It’s a cold January morning, the temperature a single digit when I board the metro train for Connaught place in central Delhi. A literary magazine has just rejected one of my stories and to gather my thoughts and reflect on the arguments I’d made about life in the story, I am on one of my freefalling trips in which I will do nothing but observe people. A woman is seated close to where I stand in the train. She must be about forty and her saree is torn in places. For the ten minutes I stand next to her, she keeps staring at an imaginary point on my shirt. Her eyes are distant; as if a dream has died in them not too long ago. She is frail and the old sweater that she wears over her saree surely belongs to a man. On both her sides are young executives who appear to be going to their offices, gel in their hair, scratching their goatees as they scan their smart phones.
An old man boards the coach at a stop. He is upper middle class without a doubt: a three piece suit, gold rimmed spectacles and designer watch. As the train starts to move again, the woman gets up and offers her seat to the old man. He slides into it, without thanking, and takes out his phone, all in one fluid action, and begins to speak. He is old all right, but he is fitter and happier than this woman. I look at her, but she is looking elsewhere.

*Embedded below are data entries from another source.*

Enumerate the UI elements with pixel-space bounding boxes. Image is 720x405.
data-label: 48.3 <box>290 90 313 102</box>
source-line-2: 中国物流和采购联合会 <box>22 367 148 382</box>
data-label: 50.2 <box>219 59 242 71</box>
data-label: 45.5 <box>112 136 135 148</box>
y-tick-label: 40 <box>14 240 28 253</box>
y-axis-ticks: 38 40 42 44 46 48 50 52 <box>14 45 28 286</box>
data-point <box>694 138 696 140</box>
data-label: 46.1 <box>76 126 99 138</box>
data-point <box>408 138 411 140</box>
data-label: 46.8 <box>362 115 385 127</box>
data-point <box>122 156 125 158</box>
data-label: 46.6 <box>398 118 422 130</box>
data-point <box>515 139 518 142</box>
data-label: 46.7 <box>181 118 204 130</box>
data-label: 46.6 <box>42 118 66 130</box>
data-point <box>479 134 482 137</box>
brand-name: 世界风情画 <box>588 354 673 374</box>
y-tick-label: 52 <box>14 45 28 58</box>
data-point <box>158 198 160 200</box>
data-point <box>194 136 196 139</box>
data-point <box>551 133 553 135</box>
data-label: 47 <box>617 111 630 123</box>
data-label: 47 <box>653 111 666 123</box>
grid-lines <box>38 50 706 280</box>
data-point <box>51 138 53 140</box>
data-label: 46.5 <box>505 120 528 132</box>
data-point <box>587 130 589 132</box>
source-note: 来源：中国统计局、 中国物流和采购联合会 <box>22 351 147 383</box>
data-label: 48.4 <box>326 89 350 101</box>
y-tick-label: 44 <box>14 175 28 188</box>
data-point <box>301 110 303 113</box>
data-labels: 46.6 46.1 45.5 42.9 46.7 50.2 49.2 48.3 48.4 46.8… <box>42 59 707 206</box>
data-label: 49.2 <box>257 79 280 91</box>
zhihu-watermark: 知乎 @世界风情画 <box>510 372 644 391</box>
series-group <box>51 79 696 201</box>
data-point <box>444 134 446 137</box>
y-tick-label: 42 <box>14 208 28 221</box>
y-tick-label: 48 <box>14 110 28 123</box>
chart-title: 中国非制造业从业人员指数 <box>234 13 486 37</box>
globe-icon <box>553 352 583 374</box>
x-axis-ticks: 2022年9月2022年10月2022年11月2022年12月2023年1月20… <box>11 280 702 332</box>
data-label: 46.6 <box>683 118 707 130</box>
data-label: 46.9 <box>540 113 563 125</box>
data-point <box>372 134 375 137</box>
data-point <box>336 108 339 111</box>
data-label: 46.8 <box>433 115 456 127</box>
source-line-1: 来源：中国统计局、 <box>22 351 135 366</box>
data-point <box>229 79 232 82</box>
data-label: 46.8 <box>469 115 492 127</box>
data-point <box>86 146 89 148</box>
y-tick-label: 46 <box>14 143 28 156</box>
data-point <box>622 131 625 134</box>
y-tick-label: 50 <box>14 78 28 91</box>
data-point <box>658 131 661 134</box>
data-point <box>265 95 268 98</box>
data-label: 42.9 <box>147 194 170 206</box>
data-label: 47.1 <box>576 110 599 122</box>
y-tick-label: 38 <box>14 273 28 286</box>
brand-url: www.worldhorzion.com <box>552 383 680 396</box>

At Connaught place when I get down I find myself a bar, drink a beer and take the metro back home.
Everything—and everyone—that’s good can’t be appreciated, and it’s all right to live with rejections. That poor, unknown woman, with a large heart, she taught me this simple lesson. The day has been more than fulfilling.
In Delhi—as also in Mumbai, Goa, Chennai, cities where I have lived at different times—if I have to gift something to someone I adore, I will gift the person an ordinary life. Ordinariness is completeness. Ordinariness doesn’t propel you towards success in a hurry, it helps you to calibrate your thoughts, accept rejections, urging you to try harder, to invent more.